Incumbent banks conjure up images of cultural uniformity with their large, bureaucratic structures, but WePay, a Silicon Valley payments startup that JPMorgan Chase acquired in 2017 for $400 million, retains a startup feel two years after it became part of the bank.

According to co-founder Rich Aberman, WePay occupies a unique position in the Chase organizational structure. Its technology is supporting the evolution of Chase Merchant Services’ offerings to customers, and it functions as a beachhead for Chase’s expanding Silicon Valley presence.
WePay, which has 340 employees, is headquartered in Redwood City, Calif. It will be an inaugural tenant in Chase’s Silicon Valley fintech campus, which is slated to open in 2020.
“Chase acquired a business that still runs quasi-autonomously,” explained Aberman. “We’re integrated into the mother ship, but WePay has its own P&L and still operates as a cohesive unit within the broader firm.”
Chase Merchant Services has integrated WePay’s APIs to improve its value proposition to clients. WePay’s product offerings include Clear, a white label solution that integrates payments into clients’ applications; Link, a mechanism to refer merchants to Chase and monetize payments; and Core, a solution for software platforms who want to become payment facilitators and integrate directly with JPMorgan Chase. WePay also recently supported efforts to offer free same-day deposits to Chase’s business customers.
See also: Chase officially closes WePay acquisition in $400M deal
Aberman characterized the consequences of the acquisition as an expansion of WePay’s mandate rather than a “co-opting” of the technology. WePay, which was founded in 2008, began as a direct-to-consumer payments business. It subsequently shifted its focus to business-to-business payments in 2014, offering its APIs to third-party developers and software platforms to help them integrate payment services into their applications.
“[Chase] wants to help small businesses accept credit card payments. Whether those small businesses are originating from a Chase relationship, or whether they’re just signing up for software that has integrated payments with it, WePay’s technology is well suited to serve them,” said Aberman.
With the additional backing of Chase, WePay’s tools are integrated with a much bigger stack of banking product offerings, an approach competing firms like Square and Stripe are taking as well. Merchant services can’t exist in a vacuum and work best when integrated with other financial products offered by the bank, he explained. In the coming years, WePay plans to move further in its efforts to embed merchant services into the overall banking experience.
Aberman noted that through WePay’s efforts within JPMorgan Chase, the bank is able to position itself within clients’ business and financial services work flows, allowing them to seamlessly manage financial services and other business needs, with software fueling automation and the co-mingling of financial services and other operational tasks.
“Software is automating more and more of the operations of these businesses, and it just so happens that the same software knows a lot about your business and is in a better position to deliver traditional financial services with less friction,” he said. “[As a bank] we need to make sure that we lock in our position on the value chain and leverage the fact that software is integrating financial services to create more value for customers.”

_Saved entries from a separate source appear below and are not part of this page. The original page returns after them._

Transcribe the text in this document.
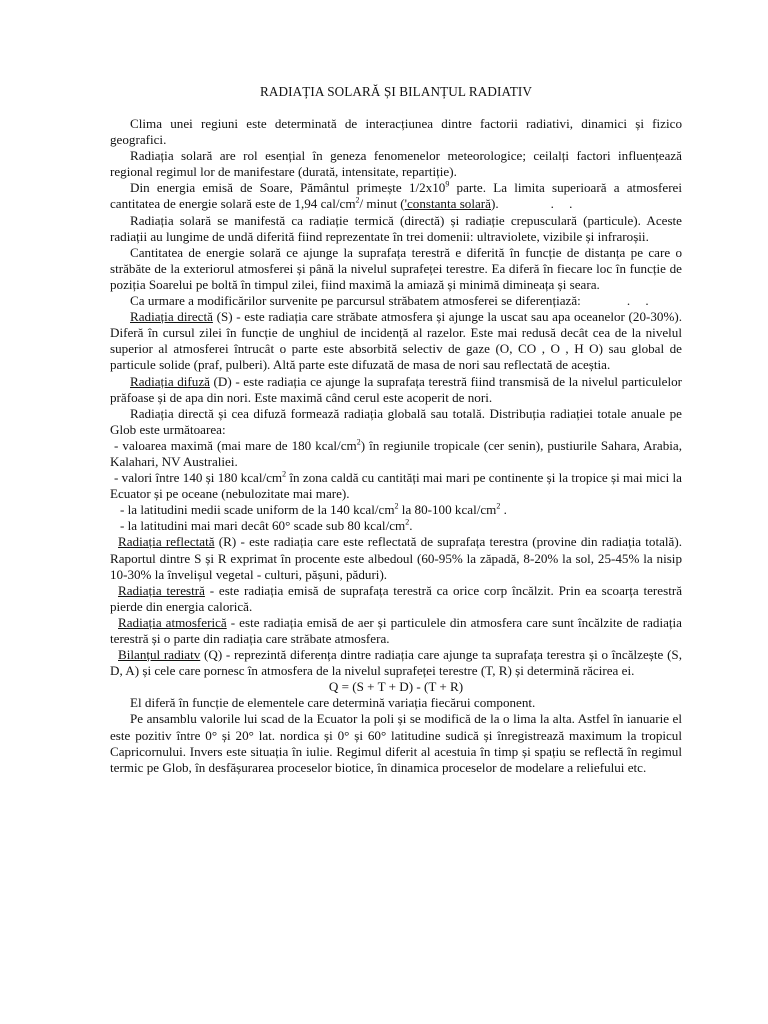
RADIAȚIA SOLARĂ ȘI BILANȚUL RADIATIV

Clima unei regiuni este determinată de interacțiunea dintre factorii radiativi, dinamici și fizico geografici.

Radiația solară are rol esențial în geneza fenomenelor meteorologice; ceilalți factori influențează regional regimul lor de manifestare (durată, intensitate, repartiție).

Din energia emisă de Soare, Pământul primește $1/2x10^9$ parte. La limita superioară a atmosferei cantitatea de energie solară este de 1,94 cal/$cm^2/$ minut ('constanta solară).	. .

Radiația solară se manifestă ca radiație termică (directă) și radiație crepusculară (particule). Aceste radiații au lungime de undă diferită fiind reprezentate în trei domenii: ultraviolete, vizibile și infraroșii.

Cantitatea de energie solară ce ajunge la suprafața terestră e diferită în funcție de distanța pe care o străbăte de la exteriorul atmosferei și până la nivelul suprafeței terestre. Ea diferă în fiecare loc în funcție de poziția Soarelui pe boltă în timpul zilei, fiind maximă la amiază și minimă dimineața și seara.

Ca urmare a modificărilor survenite pe parcursul străbatem atmosferei se diferențiază:	. .

Radiația directă (S) - este radiația care străbate atmosfera și ajunge la uscat sau apa oceanelor (20-30%). Diferă în cursul zilei în funcție de unghiul de incidență al razelor. Este mai redusă decât cea de la nivelul superior al atmosferei întrucât o parte este absorbită selectiv de gaze (O, CO , O , H O) sau global de particule solide (praf, pulberi). Altă parte este difuzată de masa de nori sau reflectată de aceștia.

Radiația difuză (D) - este radiația ce ajunge la suprafața terestră fiind transmisă de la nivelul particulelor prăfoase și de apa din nori. Este maximă când cerul este acoperit de nori.

Radiația directă și cea difuză formează radiația globală sau totală. Distribuția radiației totale anuale pe Glob este următoarea:

- valoarea maximă (mai mare de 180 kcal/$cm^2$) în regiunile tropicale (cer senin), pustiurile Sahara, Arabia, Kalahari, NV Australiei.

- valori între 140 și 180 kcal/$cm^2$ în zona caldă cu cantități mai mari pe continente și la tropice și mai mici la Ecuator și pe oceane (nebulozitate mai mare).

- la latitudini medii scade uniform de la 140 kcal/$cm^2$ la 80-100 kcal/$cm^2$ .

- la latitudini mai mari decât 60° scade sub 80 kcal/$cm^2$.

Radiația reflectată (R) - este radiația care este reflectată de suprafața terestra (provine din radiația totală). Raportul dintre S și R exprimat în procente este albedoul (60-95% la zăpadă, 8-20% la sol, 25-45% la nisip 10-30% la învelișul vegetal - culturi, pășuni, păduri).

Radiația terestră - este radiația emisă de suprafața terestră ca orice corp încălzit. Prin ea scoarța terestră pierde din energia calorică.

Radiația atmosferică - este radiația emisă de aer și particulele din atmosfera care sunt încălzite de radiația terestră și o parte din radiația care străbate atmosfera.

Bilanțul radiatv (Q) - reprezintă diferența dintre radiația care ajunge ta suprafața terestra și o încălzește (S, D, A) și cele care pornesc în atmosfera de la nivelul suprafeței terestre (T, R) și determină răcirea ei.

Q = (S + T + D) - (T + R)

El diferă în funcție de elementele care determină variația fiecărui component.

Pe ansamblu valorile lui scad de la Ecuator la poli și se modifică de la o lima la alta. Astfel în ianuarie el este pozitiv între 0° și 20° lat. nordica și 0° și 60° latitudine sudică și înregistrează maximum la tropicul Capricornului. Invers este situația în iulie. Regimul diferit al acestuia în timp și spațiu se reflectă în regimul termic pe Glob, în desfășurarea proceselor biotice, în dinamica proceselor de modelare a reliefului etc.
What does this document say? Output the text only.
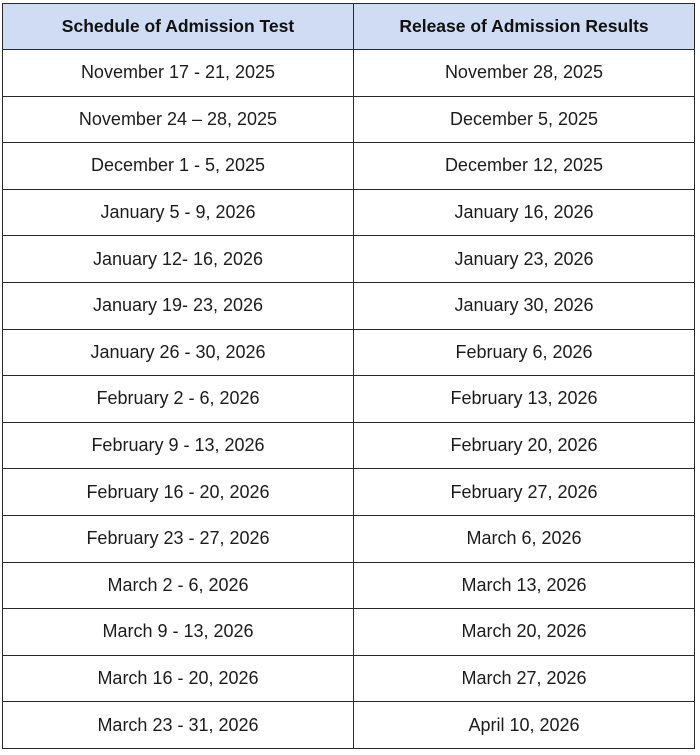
Schedule of Admission Test	Release of Admission Results
November 17 - 21, 2025	November 28, 2025
November 24 – 28, 2025	December 5, 2025
December 1 - 5, 2025	December 12, 2025
January 5 - 9, 2026	January 16, 2026
January 12- 16, 2026	January 23, 2026
January 19- 23, 2026	January 30, 2026
January 26 - 30, 2026	February 6, 2026
February 2 - 6, 2026	February 13, 2026
February 9 - 13, 2026	February 20, 2026
February 16 - 20, 2026	February 27, 2026
February 23 - 27, 2026	March 6, 2026
March 2 - 6, 2026	March 13, 2026
March 9 - 13, 2026	March 20, 2026
March 16 - 20, 2026	March 27, 2026
March 23 - 31, 2026	April 10, 2026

Asked whether his perspective on fintech has changed after working within a bank environment, Aberman said he believes it’s hard to have a game-changing impact operating entirely outside of the banking system. WePay, having been incubated outside of the bank and now operating inside the institution, offers a distinct vantage point.
“If you believe in [open banking], I don’t think it’s possible to win that race, or have that transformative impact, as a pure fintech outside of traditional retail banking — but on the flip side, it’s impossible to precipitate that revolution within a bank,” he said. “You need something in between. WePay is very much a part of the bank, but from an execution perspective and from somewhat of a vision perspective, we sit outside.”